Mas tirar a Delta de Campo Maior nunca lhe passou pela cabeça. “Quem é que pode tirar uma coisa de um sítio que lhe deu tanto?” E oportunidades não faltaram. Rui Nabeiro nunca escondeu que, por mais do que uma vez, lhe ofereceram “muitos milhões” pela empresa que criou de raiz, em 1961, com uma máquina artesanal que torrava 30 quilos de café. Gigantes como a Nestlé, a Pepsi ou a Kraft quiseram deitar a mão ao diamante de Campo Maior.
Carlos Coelho, criador de marcas e presidente da Ivity Brand Corp, recorda-se que uma das primeiras vezes em que entrou no escritório de Rui Nabeiro coincidiu com o dia em que um alto representante de uma multinacional foi a Campo Maior apresentar uma oferta milionária para comprar a Delta. “Veio à conversa e lembro–me de ele me dizer: ‘Carlos, uma família não se vende.’ Não me esqueci mais dessa afirmação.”
Já em 2022, no programa Alta Definição, da sic, Nabeiro disse que “quem comprasse [a Delta] não ficava numa terra de província [Campo Maior]. Ficava em Lisboa.” Por isso, o negócio esteve sempre fora de questão. “Os homens não se vendem, criam-se.” Foi essa a filosofia que o guiou a vida toda. Até na ficção. “Hei de ser um rico diferente dos que há por aí”, lê-se na sua biografia romanceada, Almoço de Domingo, escrita por José Luís Peixoto.

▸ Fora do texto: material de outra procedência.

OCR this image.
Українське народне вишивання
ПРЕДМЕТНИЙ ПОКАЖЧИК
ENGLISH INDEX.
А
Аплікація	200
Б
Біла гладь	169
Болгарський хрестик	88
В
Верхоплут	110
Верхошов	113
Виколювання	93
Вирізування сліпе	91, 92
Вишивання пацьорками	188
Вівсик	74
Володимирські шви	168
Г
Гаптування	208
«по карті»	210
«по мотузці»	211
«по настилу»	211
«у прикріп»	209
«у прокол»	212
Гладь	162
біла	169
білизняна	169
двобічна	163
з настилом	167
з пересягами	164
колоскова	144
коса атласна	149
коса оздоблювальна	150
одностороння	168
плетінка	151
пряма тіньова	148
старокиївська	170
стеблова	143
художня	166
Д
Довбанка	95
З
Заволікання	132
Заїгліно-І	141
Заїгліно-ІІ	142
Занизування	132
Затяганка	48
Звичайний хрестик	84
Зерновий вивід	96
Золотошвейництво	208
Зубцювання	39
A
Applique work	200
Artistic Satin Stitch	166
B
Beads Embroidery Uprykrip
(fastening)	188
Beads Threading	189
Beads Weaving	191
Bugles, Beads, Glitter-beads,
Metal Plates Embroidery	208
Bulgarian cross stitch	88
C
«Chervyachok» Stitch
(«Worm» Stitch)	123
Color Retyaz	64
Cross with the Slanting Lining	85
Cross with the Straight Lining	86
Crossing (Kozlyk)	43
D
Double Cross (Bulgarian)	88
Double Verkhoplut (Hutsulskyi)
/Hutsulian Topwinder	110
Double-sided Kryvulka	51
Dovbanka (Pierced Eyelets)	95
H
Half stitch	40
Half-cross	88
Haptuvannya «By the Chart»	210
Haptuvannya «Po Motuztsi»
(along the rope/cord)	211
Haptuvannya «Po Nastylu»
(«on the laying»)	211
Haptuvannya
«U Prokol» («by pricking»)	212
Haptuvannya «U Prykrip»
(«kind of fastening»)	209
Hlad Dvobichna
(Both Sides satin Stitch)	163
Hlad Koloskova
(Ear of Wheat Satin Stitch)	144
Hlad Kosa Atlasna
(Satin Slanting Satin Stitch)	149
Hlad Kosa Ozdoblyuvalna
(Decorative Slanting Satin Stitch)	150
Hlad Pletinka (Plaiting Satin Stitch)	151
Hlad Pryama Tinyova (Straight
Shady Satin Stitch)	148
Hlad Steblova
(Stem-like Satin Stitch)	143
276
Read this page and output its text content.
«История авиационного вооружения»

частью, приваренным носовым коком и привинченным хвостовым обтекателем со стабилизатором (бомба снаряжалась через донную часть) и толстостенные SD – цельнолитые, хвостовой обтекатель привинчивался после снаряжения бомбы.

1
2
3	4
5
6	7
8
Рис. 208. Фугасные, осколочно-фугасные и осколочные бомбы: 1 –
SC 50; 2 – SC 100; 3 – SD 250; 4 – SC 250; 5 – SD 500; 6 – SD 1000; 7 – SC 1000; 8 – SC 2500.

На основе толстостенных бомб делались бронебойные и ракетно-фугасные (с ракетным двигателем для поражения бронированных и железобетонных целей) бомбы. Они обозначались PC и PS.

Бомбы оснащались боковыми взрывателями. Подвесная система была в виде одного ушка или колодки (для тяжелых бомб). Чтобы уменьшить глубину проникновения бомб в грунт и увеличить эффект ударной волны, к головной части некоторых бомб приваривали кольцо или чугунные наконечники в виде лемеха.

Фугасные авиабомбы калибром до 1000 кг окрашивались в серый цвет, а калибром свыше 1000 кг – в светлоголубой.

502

Percebendo o sacrifício feito pelos pais – a mãe tinha uma mercearia, o pai foi motorista antes de se dedicar ao café – para que os filhos tivessem a instrução primária, Rui Nabeiro começou a trabalhar cedo para ajudar a levar dinheiro para casa. “Vendia peixe, fui pregoeiro (de novidades, coisas que se arrendavam ou vendiam, anúncios da Câmara). Quantas vezes fui substituir o pregoeiro porque aquilo dava uns escudos. E não era para gastar num doce qualquer, era para a mãe ficar menos carente”, contou numa das muitas entrevistas que deu ao longo da vida. “Casei em 53, em outubro, e em setembro ainda entreguei o ordenado à minha mãe”, acrescentou.
O pai foi a sua grande referência. “Era um homem muito trabalhador.” A morte do progenitor, quando Rui Nabeiro tinha apenas 17 anos, moldou o resto da sua vida. Depois de uma infância de “muito sacrifício”, coube ao miúdo Rui tomar conta dos destinos da família. “Ele sabia que ficava alguém com força suficiente, que era eu”, contou na mesma entrevista. “Os meus pais sempre disseram: o Rui vai longe. E não fui perto.”
Mas foi na mercearia da mãe que nasceu a paixão pelo comércio e pelo negócio. “O meu pai ganhava pouco e a mercearia era uma grande ajuda. Posso dizer-vos que nasci, cresci e vivo para o comércio. Hoje tenho a certeza de que foi a mercearia da minha mãe que ditou a minha vocação de empresário.”